OP Bancorp offers a dividend yield of 3.8% at the current quarterly dividend rate of $0.10 per share. Earnings and dividend estimates suggest a payout ratio of 17.6% for 2022, which is close to the three-year average of 23.0%. Therefore, I do not expect an increase in the level of dividends.

I use historical price/accounting tangible (“P/TB”) and price/earnings (“P/E”) multiples to value OP Bancorp. The stock has traded at an average P/TB ratio of 0.94 in the past, as shown below.

FY19 FY20 FY21 Medium
T. Book value per share ($) 8.8 9.4 10.9
Average market price ($) 9.5 7.2 10.5
Historical P/TB 1.08x 0.77x 0.96x 0.94x
Source: Company Financials, Yahoo Finance, Author’s Estimates

Multiplying the average P/TB multiple by the expected tangible book value per share of $12.3 yields a target price of $11.6 for the end of 2022. This price target implies an upside of 9.7% compared to the closing price on July 15. The following table shows the sensitivity of the target price to the P/TB ratio.

Multiple P/TB 0.74x 0.84x 0.94x 1.04x 1.14x
TBVPS – Dec 2022 ($) 12.3 12.3 12.3 12.3 12.3
Target price ($) 9.1 10.3 11.6 12.8 14.0
Market price ($) 10.6 10.6 10.6 10.6 10.6
Up/(down) (13.7)% (2.0)% 9.7% 21.4% 33.1%
Source: Author’s estimates

The stock has traded at an average P/E ratio of around 7.8x in the past, as shown below.

FY19 FY20 FY21 Medium
Earnings per share ($) 1.03 0.85 1.88
Average market price ($) 9.5 7.2 10.5
Historical PER 9.3x 8.5x 5.6x 7.8x
Source: Company Financials, Yahoo Finance, Author’s Estimates

Multiplying the average P/E multiple with the expected earnings per share of $2.28 yields a price target of $17.8 for the end of 2022. This price target implies a 68.4% upside from at the closing price on July 15. The following table shows the sensitivity of the target price to the P/E ratio.

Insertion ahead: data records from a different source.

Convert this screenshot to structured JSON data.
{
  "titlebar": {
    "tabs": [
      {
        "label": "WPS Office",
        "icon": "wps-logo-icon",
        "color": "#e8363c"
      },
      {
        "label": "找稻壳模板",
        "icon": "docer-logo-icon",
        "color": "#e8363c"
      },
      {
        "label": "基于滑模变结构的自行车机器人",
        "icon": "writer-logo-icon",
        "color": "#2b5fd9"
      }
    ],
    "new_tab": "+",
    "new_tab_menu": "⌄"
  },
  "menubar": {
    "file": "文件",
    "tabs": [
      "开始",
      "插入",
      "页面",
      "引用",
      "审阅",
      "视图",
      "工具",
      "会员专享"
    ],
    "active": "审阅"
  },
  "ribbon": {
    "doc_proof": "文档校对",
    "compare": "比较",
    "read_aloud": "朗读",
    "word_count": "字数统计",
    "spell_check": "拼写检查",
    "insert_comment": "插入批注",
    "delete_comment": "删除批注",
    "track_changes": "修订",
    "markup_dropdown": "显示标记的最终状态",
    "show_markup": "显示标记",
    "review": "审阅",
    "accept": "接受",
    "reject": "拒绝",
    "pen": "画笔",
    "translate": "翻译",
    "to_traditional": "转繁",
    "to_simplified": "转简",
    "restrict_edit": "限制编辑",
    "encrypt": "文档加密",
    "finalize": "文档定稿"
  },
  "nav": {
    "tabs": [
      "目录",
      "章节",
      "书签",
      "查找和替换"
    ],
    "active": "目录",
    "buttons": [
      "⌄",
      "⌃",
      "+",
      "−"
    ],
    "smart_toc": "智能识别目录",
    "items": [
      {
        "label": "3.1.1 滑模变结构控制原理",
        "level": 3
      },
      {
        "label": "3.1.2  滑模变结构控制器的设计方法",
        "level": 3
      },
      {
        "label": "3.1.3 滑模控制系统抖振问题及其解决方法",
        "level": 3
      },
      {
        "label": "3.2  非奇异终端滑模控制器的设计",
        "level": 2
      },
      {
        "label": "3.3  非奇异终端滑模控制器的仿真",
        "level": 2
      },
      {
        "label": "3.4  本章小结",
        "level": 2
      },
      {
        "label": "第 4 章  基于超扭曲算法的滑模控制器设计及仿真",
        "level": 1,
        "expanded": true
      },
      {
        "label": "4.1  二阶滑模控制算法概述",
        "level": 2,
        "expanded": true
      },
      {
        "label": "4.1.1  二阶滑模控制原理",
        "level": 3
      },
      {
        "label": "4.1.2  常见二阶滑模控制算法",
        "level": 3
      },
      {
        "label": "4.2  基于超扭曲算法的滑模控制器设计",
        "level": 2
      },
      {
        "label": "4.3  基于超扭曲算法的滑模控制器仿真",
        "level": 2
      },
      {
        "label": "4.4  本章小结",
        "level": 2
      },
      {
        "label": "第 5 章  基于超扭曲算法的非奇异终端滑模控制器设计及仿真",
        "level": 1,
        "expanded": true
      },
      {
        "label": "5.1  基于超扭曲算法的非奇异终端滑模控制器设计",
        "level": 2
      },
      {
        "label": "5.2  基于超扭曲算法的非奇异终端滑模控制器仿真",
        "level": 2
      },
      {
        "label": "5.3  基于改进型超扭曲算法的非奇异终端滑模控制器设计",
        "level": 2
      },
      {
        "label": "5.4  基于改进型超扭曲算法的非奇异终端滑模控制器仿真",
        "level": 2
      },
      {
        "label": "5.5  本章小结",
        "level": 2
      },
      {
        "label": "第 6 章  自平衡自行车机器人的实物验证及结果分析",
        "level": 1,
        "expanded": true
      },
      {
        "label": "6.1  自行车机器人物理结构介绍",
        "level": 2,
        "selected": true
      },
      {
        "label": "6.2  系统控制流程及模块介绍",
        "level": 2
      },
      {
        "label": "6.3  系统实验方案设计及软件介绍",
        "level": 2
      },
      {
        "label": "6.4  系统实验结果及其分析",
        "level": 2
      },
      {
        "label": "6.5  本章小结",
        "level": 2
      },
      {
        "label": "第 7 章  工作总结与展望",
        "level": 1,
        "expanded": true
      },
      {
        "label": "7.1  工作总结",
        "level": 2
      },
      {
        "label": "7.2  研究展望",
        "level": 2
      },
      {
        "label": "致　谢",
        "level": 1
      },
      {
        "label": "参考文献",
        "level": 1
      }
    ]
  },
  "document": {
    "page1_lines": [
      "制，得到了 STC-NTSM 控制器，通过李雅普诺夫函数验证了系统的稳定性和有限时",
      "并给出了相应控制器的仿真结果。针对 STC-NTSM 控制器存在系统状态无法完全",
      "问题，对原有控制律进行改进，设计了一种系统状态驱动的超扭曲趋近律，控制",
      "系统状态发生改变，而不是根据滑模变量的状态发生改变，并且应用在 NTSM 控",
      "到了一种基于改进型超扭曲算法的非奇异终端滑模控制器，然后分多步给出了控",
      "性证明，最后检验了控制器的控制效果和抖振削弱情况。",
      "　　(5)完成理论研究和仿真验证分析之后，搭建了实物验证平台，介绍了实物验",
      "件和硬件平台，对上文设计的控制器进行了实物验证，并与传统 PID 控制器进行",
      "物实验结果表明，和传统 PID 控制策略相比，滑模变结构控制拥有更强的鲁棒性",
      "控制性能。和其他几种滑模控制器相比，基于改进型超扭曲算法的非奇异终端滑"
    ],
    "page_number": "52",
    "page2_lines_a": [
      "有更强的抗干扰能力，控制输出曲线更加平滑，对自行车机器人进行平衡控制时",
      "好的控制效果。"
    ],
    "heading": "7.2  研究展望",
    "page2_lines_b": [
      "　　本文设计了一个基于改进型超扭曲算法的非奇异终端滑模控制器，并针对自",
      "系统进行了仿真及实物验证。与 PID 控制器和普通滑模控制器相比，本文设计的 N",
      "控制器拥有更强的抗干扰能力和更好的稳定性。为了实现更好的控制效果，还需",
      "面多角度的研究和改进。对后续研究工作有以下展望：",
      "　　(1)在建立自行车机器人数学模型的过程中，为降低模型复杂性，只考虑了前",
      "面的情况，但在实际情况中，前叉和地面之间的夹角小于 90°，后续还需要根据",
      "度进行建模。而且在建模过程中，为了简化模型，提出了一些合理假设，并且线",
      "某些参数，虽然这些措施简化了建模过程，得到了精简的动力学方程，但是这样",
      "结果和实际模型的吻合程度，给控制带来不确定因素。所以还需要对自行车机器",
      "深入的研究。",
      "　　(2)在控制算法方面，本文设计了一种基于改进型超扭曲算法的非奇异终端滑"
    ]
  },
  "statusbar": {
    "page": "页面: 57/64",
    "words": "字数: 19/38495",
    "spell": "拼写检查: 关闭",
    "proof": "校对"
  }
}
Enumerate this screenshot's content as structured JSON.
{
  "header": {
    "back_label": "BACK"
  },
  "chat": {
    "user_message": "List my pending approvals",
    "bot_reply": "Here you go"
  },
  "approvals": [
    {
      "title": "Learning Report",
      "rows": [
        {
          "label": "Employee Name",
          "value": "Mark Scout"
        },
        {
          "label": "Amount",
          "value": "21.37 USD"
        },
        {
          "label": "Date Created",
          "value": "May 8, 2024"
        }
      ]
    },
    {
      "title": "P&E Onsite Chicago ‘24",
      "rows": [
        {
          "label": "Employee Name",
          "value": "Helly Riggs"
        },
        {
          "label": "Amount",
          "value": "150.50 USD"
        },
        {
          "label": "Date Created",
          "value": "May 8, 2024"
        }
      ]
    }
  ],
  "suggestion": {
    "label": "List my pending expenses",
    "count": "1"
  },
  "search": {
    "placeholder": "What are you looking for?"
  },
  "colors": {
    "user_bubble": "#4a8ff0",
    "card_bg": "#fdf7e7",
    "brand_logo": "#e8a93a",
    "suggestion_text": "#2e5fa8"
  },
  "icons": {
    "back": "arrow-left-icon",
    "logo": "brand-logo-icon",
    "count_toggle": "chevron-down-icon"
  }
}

Multiple P/E 5.8x 6.8x 7.8x 8.8x 9.8x
EPS 2022 ($) 2.28 2.28 2.28 2.28 2.28
Target price ($) 13.2 15.5 17.8 20.0 22.3
Market price ($) 10.6 10.6 10.6 10.6 10.6
Up/(down) 25.2% 46.8% 68.4% 90.0% 111.6%
Source: Author’s estimates

An equal weighting of the target prices from the two valuation methods gives a target price of $14.7, implying a 39.1% upside from the current market price. Adding the forward dividend yield gives an expected total return of 42.9%. Therefore, I adopt a buy rating on OP Bancorp.